Le marché des ETF Bitcoin au comptant aux États-Unis a connu en mai 2026 son cycle de sorties de capitaux le plus marqué depuis la fin janvier. Selon les données des fournisseurs spécialisés, sur les six séances consécutives clôturées le 22 mai, l’ensemble des 12 ETF Bitcoin au comptant américains ont enregistré une sortie nette cumulée d’environ 1,55 milliard de dollars. Ce mouvement a ramené les entrées nettes depuis le début de l’année à seulement 536 millions de dollars, menaçant de faire basculer le solde annuel en territoire négatif à tout moment.

La journée la plus marquée par les sorties a été le 18 mai, avec environ 648 millions de dollars retirés en une seule séance — soit le plus important flux sortant journalier enregistré en 2026. Si le rythme des sorties s’est ensuite quelque peu ralenti, il est resté négatif jusqu’au vendredi 22 mai, avec une nouvelle sortie nette de 105,2 millions de dollars ce jour-là. Du point de vue des émetteurs, IBIT de BlackRock et FBTC de Fidelity ont concentré l’essentiel des retraits : IBIT a enregistré 68,9 millions de dollars de sorties nettes, tandis que FBTC a perdu 36,3 millions de dollars.

À noter qu’IBIT demeure le seul ETF majeur à afficher un flux net positif en 2026 — environ 2,7 milliards de dollars depuis le début de l’année. Toutefois, ce montant reste très inférieur aux 25 milliards de dollars d’entrées observés sur l’ensemble de 2025. Autrement dit, la demande pour les ETF ralentit nettement, et ce refroidissement s’opère à un rythme bien plus rapide qu’anticipé.

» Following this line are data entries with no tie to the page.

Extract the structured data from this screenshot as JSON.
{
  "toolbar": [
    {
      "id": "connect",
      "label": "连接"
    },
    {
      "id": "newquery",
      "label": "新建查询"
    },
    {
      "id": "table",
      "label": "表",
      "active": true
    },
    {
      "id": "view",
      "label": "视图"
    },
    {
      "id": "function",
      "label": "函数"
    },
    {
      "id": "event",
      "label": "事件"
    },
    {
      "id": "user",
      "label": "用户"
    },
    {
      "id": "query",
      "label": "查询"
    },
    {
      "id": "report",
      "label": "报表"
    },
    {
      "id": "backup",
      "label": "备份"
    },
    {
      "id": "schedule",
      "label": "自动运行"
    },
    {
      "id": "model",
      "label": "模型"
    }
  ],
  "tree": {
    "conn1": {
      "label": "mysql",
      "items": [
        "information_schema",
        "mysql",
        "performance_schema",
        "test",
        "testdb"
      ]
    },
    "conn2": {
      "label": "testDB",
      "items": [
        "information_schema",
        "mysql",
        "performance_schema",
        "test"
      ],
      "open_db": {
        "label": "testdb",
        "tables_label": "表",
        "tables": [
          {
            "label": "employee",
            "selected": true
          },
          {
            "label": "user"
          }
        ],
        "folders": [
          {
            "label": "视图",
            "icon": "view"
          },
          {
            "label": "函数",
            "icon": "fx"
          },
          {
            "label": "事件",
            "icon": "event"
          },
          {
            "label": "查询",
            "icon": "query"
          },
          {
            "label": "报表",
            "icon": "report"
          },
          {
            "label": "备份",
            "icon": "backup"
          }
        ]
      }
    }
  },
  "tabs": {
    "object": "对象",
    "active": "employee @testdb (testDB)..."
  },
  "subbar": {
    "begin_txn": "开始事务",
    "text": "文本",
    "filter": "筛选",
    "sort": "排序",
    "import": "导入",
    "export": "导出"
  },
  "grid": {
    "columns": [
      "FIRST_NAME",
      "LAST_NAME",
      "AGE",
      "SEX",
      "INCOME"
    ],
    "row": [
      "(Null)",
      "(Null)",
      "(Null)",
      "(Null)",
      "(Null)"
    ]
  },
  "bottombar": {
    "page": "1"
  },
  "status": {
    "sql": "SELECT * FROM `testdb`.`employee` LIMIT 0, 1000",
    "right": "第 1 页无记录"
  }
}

18 000 BTC de flux net vers les plateformes : l’offre au comptant s’accumule discrètement

Alors que la demande pour les ETF s’essoufflait sur la même période, les données on-chain ont révélé un autre signal clé : le Bitcoin afflue massivement vers les plateformes centralisées. Selon Blockbeats et l’analyste Axel Adler Jr., le flux net de BTC vers les exchanges a atteint environ 18 000 pièces sur la semaine écoulée.

Le « flux net entrant » désigne la différence entre les dépôts et les retraits de BTC sur les exchanges. Lorsque d’importants volumes de Bitcoin quittent les portefeuilles en self-custody ou le cold storage pour être transférés vers des plateformes d’échange, cela indique généralement que les détenteurs se préparent à vendre — une fois les actifs sur les exchanges, leur liquidité et leur capacité à être vendus augmentent fortement. Ce type d’activité on-chain est souvent interprété par le marché comme un signe de volonté accrue de vendre.

Sur une période plus longue, les volumes quotidiens de transactions sur les ETF Bitcoin au comptant sont également en baisse. Selon Glassnode, le volume quotidien est passé sous la barre des 20 milliards de dollars, contre plus de 50 milliards de dollars fin 2025. La demande spéculative en provenance des canaux financiers traditionnels se contracte nettement, confirmant le manque actuel de dynamique côté demande.

Comment se forme la pression vendeuse potentielle de 34 000 BTC ?

En croisant ces deux signaux, on obtient une vision plus précise de la pression d’offre qui pèse sur le marché :

  • Flux net entrant sur les exchanges d’environ 18 000 BTC — accroissement des réserves prêtes à être vendues
  • Sorties nettes simultanées des ETF d’environ 16 000 BTC — les canaux de demande institutionnelle se tarissent, certains BTC détenus via ETF étant rachetés et remis en circulation

Au total, environ 34 000 BTC « s’approchent » du côté vendeur du marché. L’analyste Axel Adler Jr. résume la situation ainsi : « Il ne s’agit pas d’absorption de l’offre, mais d’une augmentation de la pression vendeuse. »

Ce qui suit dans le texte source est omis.